Patients should understand and be educated that essentially if you thought your doctor, did a good job you should be giving them five because anything less than five is essentially saying your doctor is awful. But honestly, the real issue here is that press Gainey, and therefore hospitals and practice managers only care about the percentile rankings and win the vast majority of doctors are doing a fairly reasonable good job and their patients are happy with them. They are choosing to essentially grade you with an F when 90% of your patience say you did a great job. Using percentiles when the standard of care is so high is completely crazy and causes lots of administrative intervention and harassment of physicians, even when they are doing an admirable job with their patients.
Dr. B I don’t know if we can get a followup video about why the last staff meeting we had before I left the ED was about our low Press Gainey score made us brainstorm ways to make our lobby more comfortable instead of why me and my fellow nurses routinely were 7:1 (which is part of why I left) Great stuff as always!
Hey 👋, thanks so much for your videos very informative, I try to like them all. Would you be able to make a video on hospital chargemaster and calculations that go into it and the intracies involved. How the charge inflation affects payor and hospital? Thanks for your consideration.
I do not think these questionnaires are accurate. The ONLY time i received one is after the very first visit with a doctor and never again. The doctors know this so they are on their best behavior during that first visit in order to get a favorable review, then after that, their true behavior come out. Kind of like how one behaves on a first date. I stopped filling them out and sought out a DPC physician.

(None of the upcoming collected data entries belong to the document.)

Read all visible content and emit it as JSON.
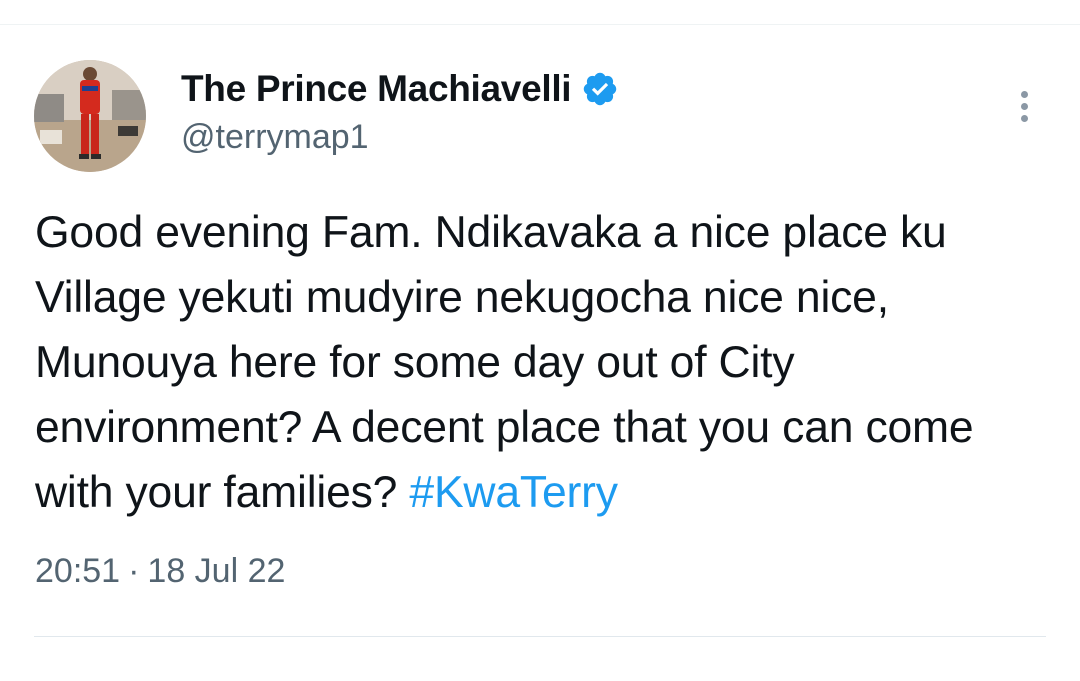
{
  "tweet": {
    "author": {
      "display_name": "The Prince Machiavelli",
      "handle": "@terrymap1",
      "verified": true,
      "verified_color": "#1d9bf0"
    },
    "text_parts": [
      "Good evening Fam. Ndikavaka a nice place ku Village yekuti mudyire nekugocha nice nice, Munouya here for some day out of City environment? A decent place that you can come with your families? "
    ],
    "hashtag": "#KwaTerry",
    "time": "20:51",
    "separator": "·",
    "date": "18 Jul 22",
    "more_icon": "more-vertical-icon"
  },
  "colors": {
    "text": "#0f1419",
    "secondary": "#536471",
    "link": "#1d9bf0"
  }
}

Though I agree to a point, I think there is a major statistic that is not being called out in this discussion and that is the rate of return of the survey. I actually don't think everyone necessarily likes their doctor, people do switch and some just don't care. But I think the high rate of 5s is probably more to do with the self selection of those who would participate in a survey around their doctors. Heck I get those pop-ups all the time from my doctors and I rarely fill anything in for them. I just don't have the time. And I am betting a lot of people are like that. Is there a way to see by physician the ratio of return rate along with the score (and avg age of patient)? I am betting between those 2 or 3 data points you could be able to find some interesting trends once you start slicing by doctors specialties and locations.
Great video! I'm also in the RU-vid space doing healthcare videos (specifically for data analytics). Was wondering if I could pick your brain on some HCAHPS questions: Is my understanding correct that the Press Ganey survey is a more comprehensive survey vs HCAHPs? Or are they both the same thing? Also, when a hospital administers HCAHPs, do they typically outsource those services to companies like Press Ganey? Or do the hopsitals do a lot of that work (delivering the surveys, collecting the survey info) Thanks!